Nació en Abra Pampa, Jujuy, donde la altura y los fríos inviernos congelan la puna. Desde muy chico jugaba con los pumas. Como era muy inquieto, incluso lo ataban para que no se escapara. Sus padres lo mandaron a vivir con su abuela a Villa Ángela (Chaco) creyendo que en una ciudad se portaría mejor. Allí encontró un gimnasio al que iba a entrenar todos los días después de la escuela y su abuela le hizo el primer pantaloncito. "A los 7 años me hacía las vendas con lonas de catre, y peleaba las peleas ‘gallitos’. Al lado de la riña de gallos que hacía la gente del campo, nosotros hacíamos pelea callejera. Yo buscaba a algún pibe que quisiera pelear y el que ganaba se llevaba la plata de las apuestas que se juntaba en un tacho. Nunca perdí", recuerda. Un día, con el dinero que había juntado en un tarro de dulce de batata, fue a la estación de tren y pidió directo un boleto al Luna Park, porque si quería ser boxeador ese era el lugar. Mintiendo que era para su padre, a los 9 años le dieron un pasaje a Buenos Aires y llegó a Retiro. "Parecía que los edificios se me caían encima. Pasaban colectivos y decido tomar uno: el 139. Pido un boleto hasta el final. Terminaba en el Bajo Flores. Me bajé ahí. Frente a una galería comercial. No conocía a nadie. Veo un camión de garrafas y pregunté si podía ayudar a descargar. A cambio, me dieron café con leche, que nunca había probado, y una docena de facturas. En eso viene un señor y pide una garrafa pero no habían llegado todavía los pibes que las cargaban y me ofrecí. Había que llevarla al destacamento de policía. La llevé, pregunté si a la noche me podía quedar a dormir en un banco que había y me fui quedando, me bañaba ahí, me daban de comer". El resto es historia, empezó como amateur, los policías a fin de mes ponían 1 o 2 pesos en un sobre y se lo daban, lo acompañaban a entrenar y a las peleas, le compraban trajes, zapatos buenos. Lo adoptaron. Con el tiempo cumplió su sueño, conoció a grandes entrenadores y boxeadores, peleó en el Luna Park, viajó por el mundo, se sentó con el Príncipe Rainiero de Mónaco y llegó a estar tercero en el ranking.
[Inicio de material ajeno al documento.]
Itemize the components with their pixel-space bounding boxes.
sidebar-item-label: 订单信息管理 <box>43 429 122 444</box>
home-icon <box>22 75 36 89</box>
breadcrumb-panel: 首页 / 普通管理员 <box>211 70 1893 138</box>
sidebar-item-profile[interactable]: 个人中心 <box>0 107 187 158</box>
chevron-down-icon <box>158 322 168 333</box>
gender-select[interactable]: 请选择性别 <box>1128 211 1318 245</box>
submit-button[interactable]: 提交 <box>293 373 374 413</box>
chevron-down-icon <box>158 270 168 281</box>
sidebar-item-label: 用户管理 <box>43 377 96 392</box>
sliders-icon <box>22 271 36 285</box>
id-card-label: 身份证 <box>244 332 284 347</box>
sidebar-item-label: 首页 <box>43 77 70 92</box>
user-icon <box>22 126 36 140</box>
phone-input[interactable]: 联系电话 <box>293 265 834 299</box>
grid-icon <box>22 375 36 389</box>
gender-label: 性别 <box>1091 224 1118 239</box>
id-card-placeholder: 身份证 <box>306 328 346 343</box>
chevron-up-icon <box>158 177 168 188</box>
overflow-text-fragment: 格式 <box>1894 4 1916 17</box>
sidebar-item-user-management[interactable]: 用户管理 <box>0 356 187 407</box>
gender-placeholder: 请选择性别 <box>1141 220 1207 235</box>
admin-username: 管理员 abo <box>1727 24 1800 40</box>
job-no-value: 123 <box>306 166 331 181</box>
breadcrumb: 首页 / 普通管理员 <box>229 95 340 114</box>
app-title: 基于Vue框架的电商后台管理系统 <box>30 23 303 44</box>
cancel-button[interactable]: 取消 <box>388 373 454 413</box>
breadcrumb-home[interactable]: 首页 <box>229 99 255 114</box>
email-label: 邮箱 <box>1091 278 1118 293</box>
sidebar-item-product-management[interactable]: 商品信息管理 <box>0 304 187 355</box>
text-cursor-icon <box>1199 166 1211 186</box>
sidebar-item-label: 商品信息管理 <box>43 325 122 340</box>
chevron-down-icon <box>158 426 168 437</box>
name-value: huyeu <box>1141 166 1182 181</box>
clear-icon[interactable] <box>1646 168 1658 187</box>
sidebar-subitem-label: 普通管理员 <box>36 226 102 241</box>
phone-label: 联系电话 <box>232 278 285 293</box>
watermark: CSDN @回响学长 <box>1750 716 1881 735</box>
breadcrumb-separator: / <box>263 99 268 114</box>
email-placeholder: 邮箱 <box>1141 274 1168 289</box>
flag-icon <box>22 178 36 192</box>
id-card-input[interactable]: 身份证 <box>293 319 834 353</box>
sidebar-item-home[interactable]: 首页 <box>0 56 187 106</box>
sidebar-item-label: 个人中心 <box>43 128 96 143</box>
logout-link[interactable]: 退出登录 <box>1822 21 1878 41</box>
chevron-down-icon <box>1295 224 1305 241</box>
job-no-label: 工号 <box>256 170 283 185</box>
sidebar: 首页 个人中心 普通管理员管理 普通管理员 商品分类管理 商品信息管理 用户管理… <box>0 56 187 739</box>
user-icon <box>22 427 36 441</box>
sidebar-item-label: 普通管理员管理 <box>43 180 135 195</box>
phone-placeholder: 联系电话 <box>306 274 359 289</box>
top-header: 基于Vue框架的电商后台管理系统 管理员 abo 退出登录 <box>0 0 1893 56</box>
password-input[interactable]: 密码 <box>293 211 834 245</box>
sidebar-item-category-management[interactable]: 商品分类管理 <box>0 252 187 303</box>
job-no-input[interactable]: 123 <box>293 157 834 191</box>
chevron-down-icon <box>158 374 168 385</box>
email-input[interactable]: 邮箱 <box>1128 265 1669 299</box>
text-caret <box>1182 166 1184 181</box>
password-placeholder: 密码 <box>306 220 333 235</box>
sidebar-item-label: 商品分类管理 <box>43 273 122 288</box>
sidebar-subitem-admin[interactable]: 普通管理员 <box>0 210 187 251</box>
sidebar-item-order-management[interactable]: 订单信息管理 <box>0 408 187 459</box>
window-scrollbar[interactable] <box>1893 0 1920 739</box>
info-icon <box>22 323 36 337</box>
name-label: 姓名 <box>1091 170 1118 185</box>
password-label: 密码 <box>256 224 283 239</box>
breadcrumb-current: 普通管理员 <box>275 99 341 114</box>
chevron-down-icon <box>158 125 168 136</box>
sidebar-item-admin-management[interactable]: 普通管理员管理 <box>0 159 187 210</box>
A sus 64 años, con 3 hijos y 5 nietos que son su adoración, todos los días del año, sin importar si es fin de semana o feriado, o si hace frío o llueve, Jesús abre el gimnasio al que van hasta 200 chicos y chicas a practicar. También ayuda a su mujer Ana en el comedor comunitario que ella fundó, donde dan de comer a personas en situación de calle. Jamás abandonó el barrio, el gimnasio ocupa tres locales de la misma galería comercial a la que llegó cuando tenía 9 años, y sigue trabajando incansablemente para que el deporte sea una opción de vida para las nuevas generaciones.